Le ménétrier de l’Île d’Orléans

 

Un bal à Saint-Jean …

 

Jean-Pierre Tusseau m'a légué une drôle d'histoire de son merveilleux pays. Il se trouve qu'il n'est guère besoin de chercher où elle a puisé ses racines. Quand la Loire finit sa grande traversée pour aller se perdre dans l'immense Saint Laurent, il arrive parfois que des légendes remontent à sa surface. Celle-ci est à nul doute universelle et chacun peut la raconter à sa manière sans pour autant trahir son initiateur en restituant les noms des personnages.

 

Sur l'île d'Orléans, vaste étendue de terre au milieu du Saint-Laurent, un gigantesque fleuve qui se prend pour un Océan, dans le village de Saint-Jean comme dans tous les autres de la belle province, on aime à danser et à faire la fête. À l'écart du bourg, vivait alors Ti'Jean un gentil garçon affublé d'une vilaine bosse.

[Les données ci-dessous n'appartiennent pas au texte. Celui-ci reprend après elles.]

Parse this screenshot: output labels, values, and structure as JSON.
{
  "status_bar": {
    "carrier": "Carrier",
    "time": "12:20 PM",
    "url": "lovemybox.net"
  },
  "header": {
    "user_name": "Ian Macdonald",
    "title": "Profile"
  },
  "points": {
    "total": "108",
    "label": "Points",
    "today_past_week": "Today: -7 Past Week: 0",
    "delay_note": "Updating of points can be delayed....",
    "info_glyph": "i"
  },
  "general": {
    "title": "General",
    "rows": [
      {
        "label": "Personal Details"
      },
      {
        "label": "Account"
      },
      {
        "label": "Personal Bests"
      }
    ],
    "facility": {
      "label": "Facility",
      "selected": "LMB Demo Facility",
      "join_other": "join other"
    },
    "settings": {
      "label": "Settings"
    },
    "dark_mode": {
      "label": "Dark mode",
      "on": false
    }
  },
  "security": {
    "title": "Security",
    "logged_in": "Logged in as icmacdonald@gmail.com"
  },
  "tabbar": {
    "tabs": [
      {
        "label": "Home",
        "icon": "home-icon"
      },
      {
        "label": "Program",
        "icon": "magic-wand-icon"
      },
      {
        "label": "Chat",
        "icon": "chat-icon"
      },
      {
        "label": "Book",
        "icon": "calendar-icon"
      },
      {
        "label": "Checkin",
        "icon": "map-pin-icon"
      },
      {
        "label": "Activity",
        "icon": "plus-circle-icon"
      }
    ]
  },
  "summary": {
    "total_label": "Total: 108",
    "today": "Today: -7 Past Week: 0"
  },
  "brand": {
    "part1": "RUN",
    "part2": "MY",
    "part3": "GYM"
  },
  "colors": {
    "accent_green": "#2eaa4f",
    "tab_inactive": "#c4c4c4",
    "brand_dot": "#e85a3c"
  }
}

Ti'Jean était apprécié de tous, il jouait admirablement bien du violon ce qui faisait de lui le meilleur ménétrier du Québec, honneur qui ne changeait en rien sa peine pour une difformité qui éloignait de lui toutes celles qui avaient pris grand plaisir à guincher sur ses mélodies endiablées. Il aurait pu en éprouver un grand ressentiment au lieu de quoi, en dépit d'une solitude qui lui pesait affreusement, il faisait toujours danser le monde avec grand plaisir.

Le brave garçon aimait à se faire payer en liquide, une monnaie qui ne remplit pas la bourse mais réjouit le cœur et le ventre. Est-ce parce qu'il était bossu qu'il buvait au-delà de la raison ? Les mauvaises langues, il y en a toujours un peu, s'étonnaient malgré tout qu'en dépit d'une appétence patente, notre violoneux continuait de tenir l'instrument et son archet sans jamais défaillir.

Plus la tête lui tournait, plus ses gigues, polkas, scottishs et mazurkas faisaient tourner la compagnie et se former les couples. Ce soir-là, la fête battait son plein tandis que Ti'Jean était dans le même état. Jamais sans doute, il n'avait aussi bien joué, il était porté par la grâce d'une ivresse qui pousse à l'excellence.

Le bal aurait dû s'interrompre, l'heure était depuis longtemps venue d'aller fermer les yeux pour reprendre le labeur tôt le lendemain matin. Il y avait toujours des danseurs pour abreuver encore notre artiste afin qu'il joue un dernier morceau. Le violon, la coupe vidée, reprenait son train pour l'enchantement des plus résistants jusqu'à ce qu'il faille se résoudre à aller se coucher.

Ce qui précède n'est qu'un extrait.